1. 往后,您!就是我爹吧…… 自唐林醒来……

作品:《我给太监爹摔盆了(科举)

    自唐林醒来就在人牙子手里,这具身体虚弱的狠,摸起来胸骨根根分明,尤其是晚上胃里的饥饿感烧心的无法入睡。


    一般像他们这些十岁上下的小娃已经认人,买卖市场上都是被头一个落选的。


    唐林来了没几天,适应的倒是挺好,哼哧哼哧捧着碗咸菜疙瘩吞咽入腹,尽可能让自己恢复些体力。


    平时空闲无事,他会在牙行里帮着洒扫干活,一来二去,牙头倒是对他有了几分好印象,至少咸菜疙瘩多给了些。


    这一日,来了个面白无须的男子,口音柔弱,懂行的一看就知是宫里出来的太监。


    太监被割了根子,便在世俗中,尤其是男权社会里沦落到被唾弃不耻的行列。


    但凡是好人家,怎么可能会把金贵的命根子送去宫里,被去势当太监。


    便是宫女都比太监要好上不少,到了年纪可以出宫嫁人,有机遇被帝王看上,还能翻身做主子。


    而太监呢做着最肮脏低贱的事,宫里主子们哪一个看得起。


    除非是帝王跟前的那四个大太监,也是明面上被称呼一句大监,指不定背后在怎么瞧不上。


    “杂家过来挑几个好品。


    长相端正,全须全尾。


    那差品的,可别参合进去,碍了杂家的眼!”


    小卓子从袖袋里掏出块帕子,捂着口鼻道。


    “哎呦,公公您可是贵客,小的哪里敢!快请坐,上茶!”


    牙头点头哈腰,转头又换了副嘴脸。


    “快去把那几个新收的带过来,清理干净些!”


    牙子驼着背,哎哎应声陪笑,正要去使人,又被牙头给唤住了。


    “把那个叫小林子的一块带过来!”


    唐林被安排在了最末尾,排成一队整齐乖巧的被牙子带到了卓公公跟前儿。


    “公公,您老瞧看着,都在这儿,精挑细选,个个拔尖!”


    卓公公嗦了口茶,将茶盏轻放桌上,帕子试了试嘴角,站起身来。


    他走动到小娃娃们跟前儿,来回细看。


    “这个太矮了不要,这个手上长痣不要,这个耳廓太小无福不要,这个……”


    卓公公挑剔着,每点评一个,不要的被牙头一个眼神,由牙子带了下去,最后轮到了唐林。


    “这个吗……”


    卓公公看着枯黄的发色,刚想说不要,就入了一对猫眼似的琉璃珠子,细看之下还真有些暗金色。


    “公公,福康——”


    唐林拱手行礼,稚嫩的音色响亮干净。


    “小子不怕杂家?”


    “公公好看……”


    “哈哈哈……这嘴是吃了甜蜜饯吧,好孩子,这个杂家要了!”


    卓公公听高兴了,笑得一脸白粉都脱妆了。


    马车上坐着包括唐林的六人,也许是头一次坐马车,除了唐林,都是小孩心性,摸这里摸那里好奇心挺重。

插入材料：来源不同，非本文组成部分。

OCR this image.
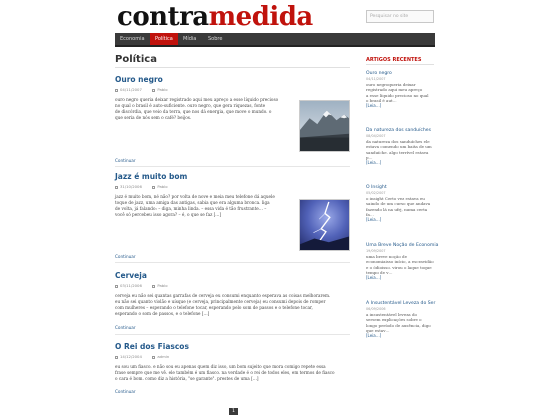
contramedida	Pesquisar no site
Economia	Política	Mídia	Sobre
Política
Ouro negro
04/11/2007	Pablo

ouro negro queria deixar registrado aqui meu apreço a esse líquido precioso

no qual o brasil é auto-suficiente. ouro negro, que gera riquezas, fonte

de discórdia, que veio da terra, que nos dá energia, que move o mundo. o

que seria de nós sem o café? beijos.

Continuar
Jazz é muito bom
31/10/2006	Pablo

jazz é muito bom, né não? por volta de nove e meia meu telefone dá aquele

toque de jazz, uma amiga das antigas, sabia que era alguma bronca. liga

de volta, já falando: – diga, minha linda. – essa vida é tão frustrante… –

você só percebeu isso agora? – é, o que se faz […]

Continuar
Cerveja
03/11/2006	Pablo

cerveja eu não sei quantas garrafas de cerveja eu consumi enquanto esperava as coisas melhorarem.

eu não sei quanto violão e uísque (e cerveja, principalmente cerveja) eu consumi depois de romper

com mulheres – esperando o telefone tocar, esperando pelo som de passos e o telefone tocar,

esperando o som de passos, e o telefone […]

Continuar
O Rei dos Fiascos
14/12/2004	admin

eu sou um fiasco. e não sou eu apenas quem diz isso, um bom sujeito que mora comigo repete essa

frase sempre que me vê. ele também é um fiasco. na verdade é o rei de todos eles, em termos de fiasco

o cara é bom. como diz a história, "se garante". prestes de uma […]

Continuar
ARTIGOS RECENTES
Ouro negro
04/11/2007

ouro negroqueria deixar

registrado aqui meu apreço

a esse líquido precioso no qual

o brasil é aut…

[Leia…]
Da natureza dos sanduíches
08/04/2007

da natureza dos sanduíches ele

estava comendo um baita de um

sanduíche. algo terrível estava

p…

[Leia…]
O Insight
05/02/2007

o insight Certo vez estava eu

saindo de um curso que andava

fazendo lá na ufrj, numa certa

fa…

[Leia…]
Uma Breve Noção de Economia
19/09/2007

uma breve noção de

economiaisso início, a escravidão

e o ódioisso. virou o laque toque

tempo de v…

[Leia…]
A Insustentável Leveza do Ser
06/09/2006

a insustentável leveza do

sersem explicações sobre o

longo período de ausência, digo

que estav…

[Leia…]
1
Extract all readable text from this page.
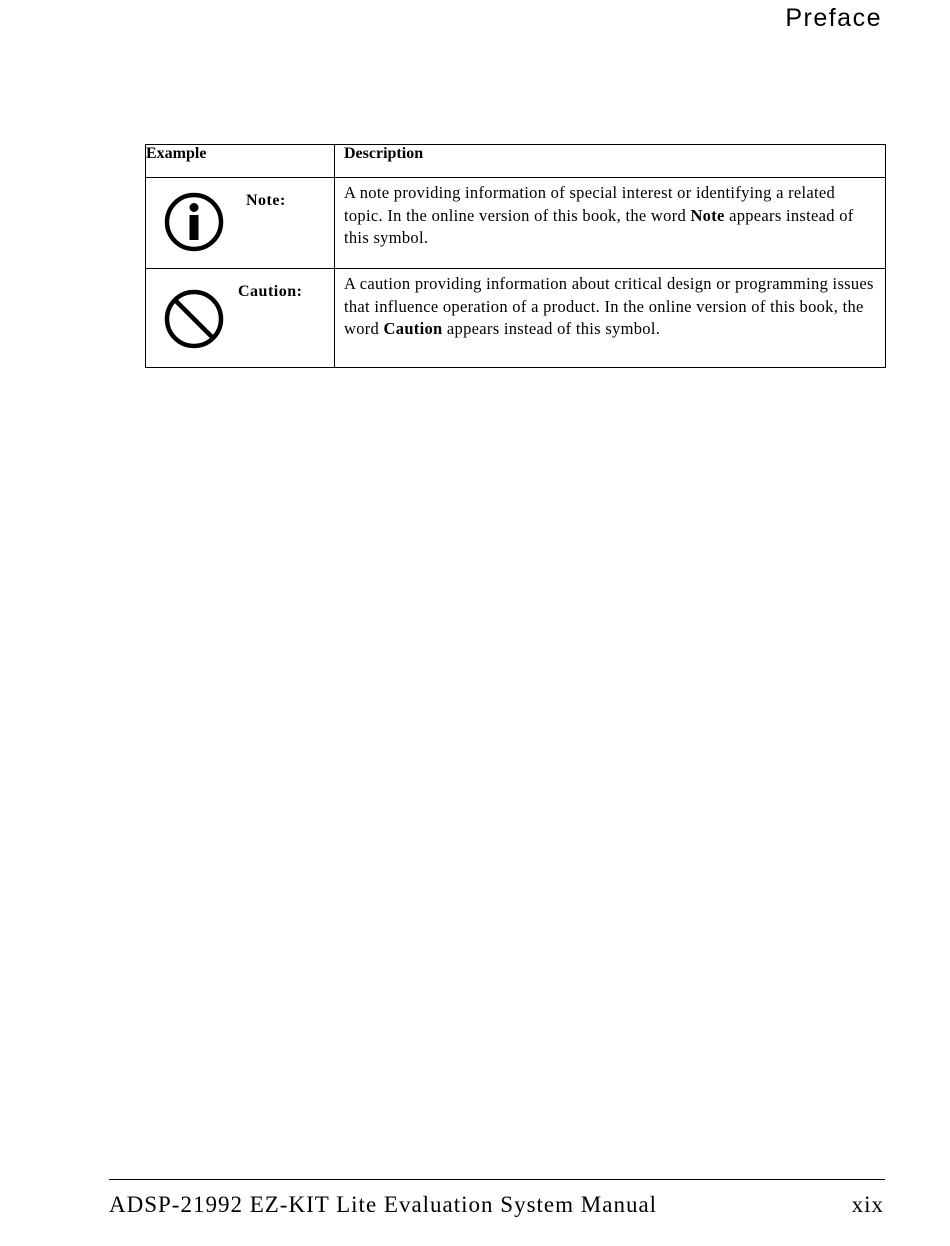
Preface
Example	Description

Note:	A note providing information of special interest or identifying a related topic. In the online version of this book, the word Note appears instead of this symbol.

Caution:	A caution providing information about critical design or programming issues that influence operation of a product. In the online version of this book, the word Caution appears instead of this symbol.
ADSP-21992 EZ-KIT Lite Evaluation System Manual	xix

    闭目的唐林在想什么,一番小儿打浑倒是让他可以出了牙行,只是之后的路怎么走还要看买家底蕴。


    能让一个公公出面采买,至少不是什么破落户,但高门大户,世家大族却是绝不可能了。


    世家高门重视一族名声,怎会与太监这种自甘堕落的假男人为伍,唐林暗自猜测。


    马车咕噜噜进了青雀巷,里头皆是些四四方方的三进宅子,什么破落寒门,商户都住这里。


    唐林掀开了些帘子,仔细瞧着马车绕过一座青瓦白墙的大宅子,他看清了高粱牌匾上书唐府二字。

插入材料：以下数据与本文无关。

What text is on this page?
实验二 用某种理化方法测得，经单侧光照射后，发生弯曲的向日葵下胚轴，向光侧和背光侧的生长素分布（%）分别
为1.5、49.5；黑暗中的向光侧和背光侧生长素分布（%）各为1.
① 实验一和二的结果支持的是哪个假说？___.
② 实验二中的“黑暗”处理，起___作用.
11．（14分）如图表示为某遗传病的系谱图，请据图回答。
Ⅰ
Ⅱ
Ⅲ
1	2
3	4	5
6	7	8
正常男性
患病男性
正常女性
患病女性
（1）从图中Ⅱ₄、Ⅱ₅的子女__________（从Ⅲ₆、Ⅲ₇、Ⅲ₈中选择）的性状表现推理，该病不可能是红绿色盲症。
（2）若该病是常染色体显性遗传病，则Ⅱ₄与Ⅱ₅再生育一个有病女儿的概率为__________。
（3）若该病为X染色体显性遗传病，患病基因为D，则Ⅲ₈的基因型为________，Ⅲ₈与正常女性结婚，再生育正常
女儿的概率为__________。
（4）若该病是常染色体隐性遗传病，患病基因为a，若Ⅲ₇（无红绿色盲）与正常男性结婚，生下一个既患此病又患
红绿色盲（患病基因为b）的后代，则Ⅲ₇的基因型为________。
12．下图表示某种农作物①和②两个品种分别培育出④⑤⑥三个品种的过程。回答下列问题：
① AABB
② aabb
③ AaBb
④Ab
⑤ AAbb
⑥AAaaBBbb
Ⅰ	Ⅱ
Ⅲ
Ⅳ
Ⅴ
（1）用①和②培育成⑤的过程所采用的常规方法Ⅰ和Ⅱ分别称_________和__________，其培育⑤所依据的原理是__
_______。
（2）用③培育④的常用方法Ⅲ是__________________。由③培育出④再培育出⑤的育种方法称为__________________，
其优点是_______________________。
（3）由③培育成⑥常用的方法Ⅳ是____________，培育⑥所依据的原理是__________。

    随后马车绕到西侧,在一个平时用来进出下人和菜贩子的两扇红漆门户前停下。


    门口站着个老妈子,就等着唐林六人,一见面便板着脸教导了些规矩,勿听勿看勿动,差不多就这意思,当个木头人。


    亭廊曲折蜿蜒,绕来绕去,分支小道也挺多,一般都是下人用来疾走。


    过了后侧院的耳房,便是主家女眷们用来休息活动的地方,花廊庭园,假山石流。


    最后才是前院,由正堂,左右厢房,壁画石屏,曲廊景致构成,一般用来短暂的会客。

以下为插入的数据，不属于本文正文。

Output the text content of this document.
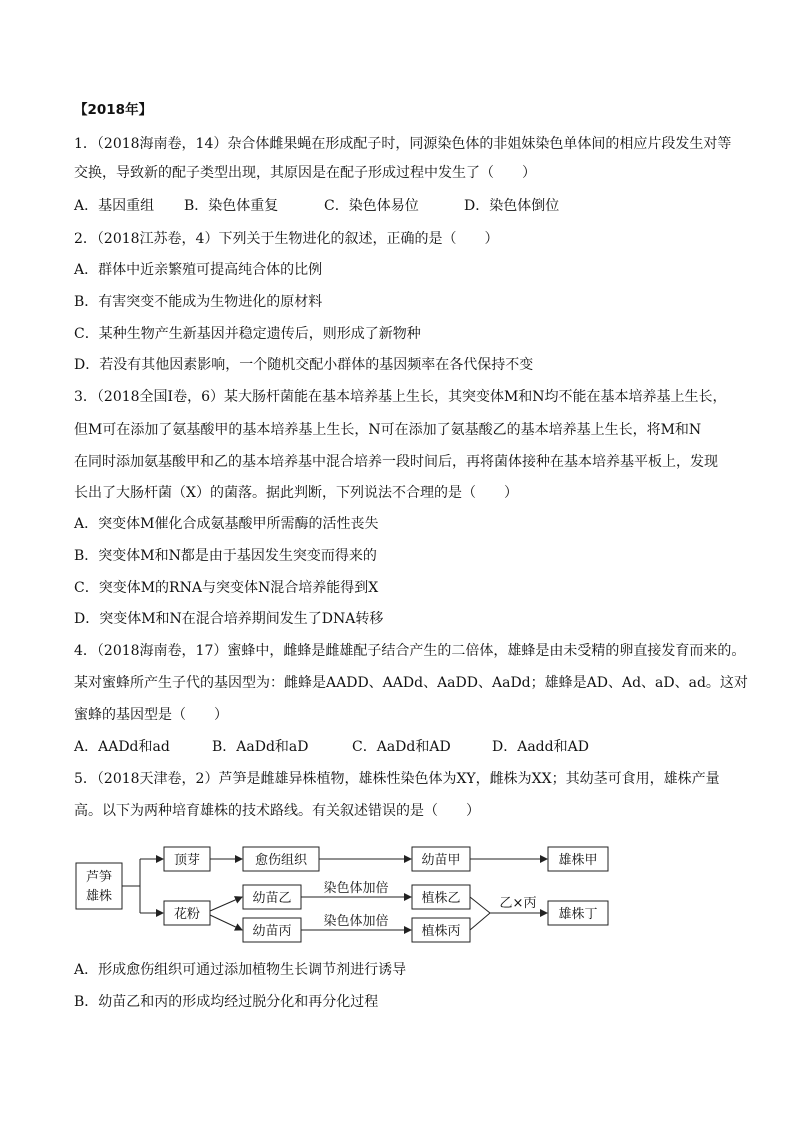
【2018年】
1．（2018海南卷，14）杂合体雌果蝇在形成配子时，同源染色体的非姐妹染色单体间的相应片段发生对等
交换，导致新的配子类型出现，其原因是在配子形成过程中发生了（　　）
A．基因重组 B．染色体重复	C．染色体易位	D．染色体倒位
2．（2018江苏卷，4）下列关于生物进化的叙述，正确的是（　　）
A．群体中近亲繁殖可提高纯合体的比例
B．有害突变不能成为生物进化的原材料
C．某种生物产生新基因并稳定遗传后，则形成了新物种
D．若没有其他因素影响，一个随机交配小群体的基因频率在各代保持不变
3．（2018全国Ⅰ卷，6）某大肠杆菌能在基本培养基上生长，其突变体M和N均不能在基本培养基上生长，
但M可在添加了氨基酸甲的基本培养基上生长，N可在添加了氨基酸乙的基本培养基上生长，将M和N
在同时添加氨基酸甲和乙的基本培养基中混合培养一段时间后，再将菌体接种在基本培养基平板上，发现
长出了大肠杆菌（X）的菌落。据此判断，下列说法不合理的是（　　）
A．突变体M催化合成氨基酸甲所需酶的活性丧失
B．突变体M和N都是由于基因发生突变而得来的
C．突变体M的RNA与突变体N混合培养能得到X
D．突变体M和N在混合培养期间发生了DNA转移
4．（2018海南卷，17）蜜蜂中，雌蜂是雌雄配子结合产生的二倍体，雄蜂是由未受精的卵直接发育而来的。
某对蜜蜂所产生子代的基因型为：雌蜂是AADD、AADd、AaDD、AaDd；雄蜂是AD、Ad、aD、ad。这对
蜜蜂的基因型是（　　）
A．AADd和ad	B．AaDd和aD	C．AaDd和AD	D．Aadd和AD
5．（2018天津卷，2）芦笋是雌雄异株植物，雄株性染色体为XY，雌株为XX；其幼茎可食用，雄株产量
高。以下为两种培育雄株的技术路线。有关叙述错误的是（　　）
芦笋
雄株
顶芽	愈伤组织	幼苗甲	雄株甲
花粉
幼苗乙
幼苗丙
染色体加倍
染色体加倍
植株乙
植株丙
乙×丙
雄株丁
A．形成愈伤组织可通过添加植物生长调节剂进行诱导
B．幼苗乙和丙的形成均经过脱分化和再分化过程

    唐林被带到了中堂,四四方方的天井之中,春日里的微风吹动竹枝沙沙沙作响。


    一时间天井中除了唐林六人,竟再无一人,开始还能乖巧不动的小娃们站久了腿脚酸麻,竟是摆动起来。


    却不知中堂上,正坐着一白发老翁盯着天井中的唐林等人。


    说是老翁,却也同他身边谄媚的卓公公一般面白无须。


    “唐大监,您老看看,杂家这事办的,还成不?”


    “模样瞧着板正,但这性子……倒是不够稳妥!”


    被称呼一声唐大监的老翁,没有明显的神态动作,说不上兴趣。


    卓公公瞧着外头打焉了的小娃娃们,确实有些气恼,不过好在还有一个人,没叫他办事不得利。


    “您老瞧!这里!还有一个稳妥着的。


    小林这孩子,是个嘴甜的,尤其一双眼睛那叫一个漂亮!


    养在唐大监跟前,就跟猫似的,平时啊逗弄得趣。”


    “哦——把这孩子叫跟前来!”


    唐汪海发了话,自是有管事去安排着,不稳妥的被带下去,回了牙行自是不说。


    这边,唐林被管事带着进了一雅致的厅堂。


    管事冷脸的离开,留下唐林一人独自面对,要是一般小娃娃遇上唐汪海如今的气场怕是哭惨了。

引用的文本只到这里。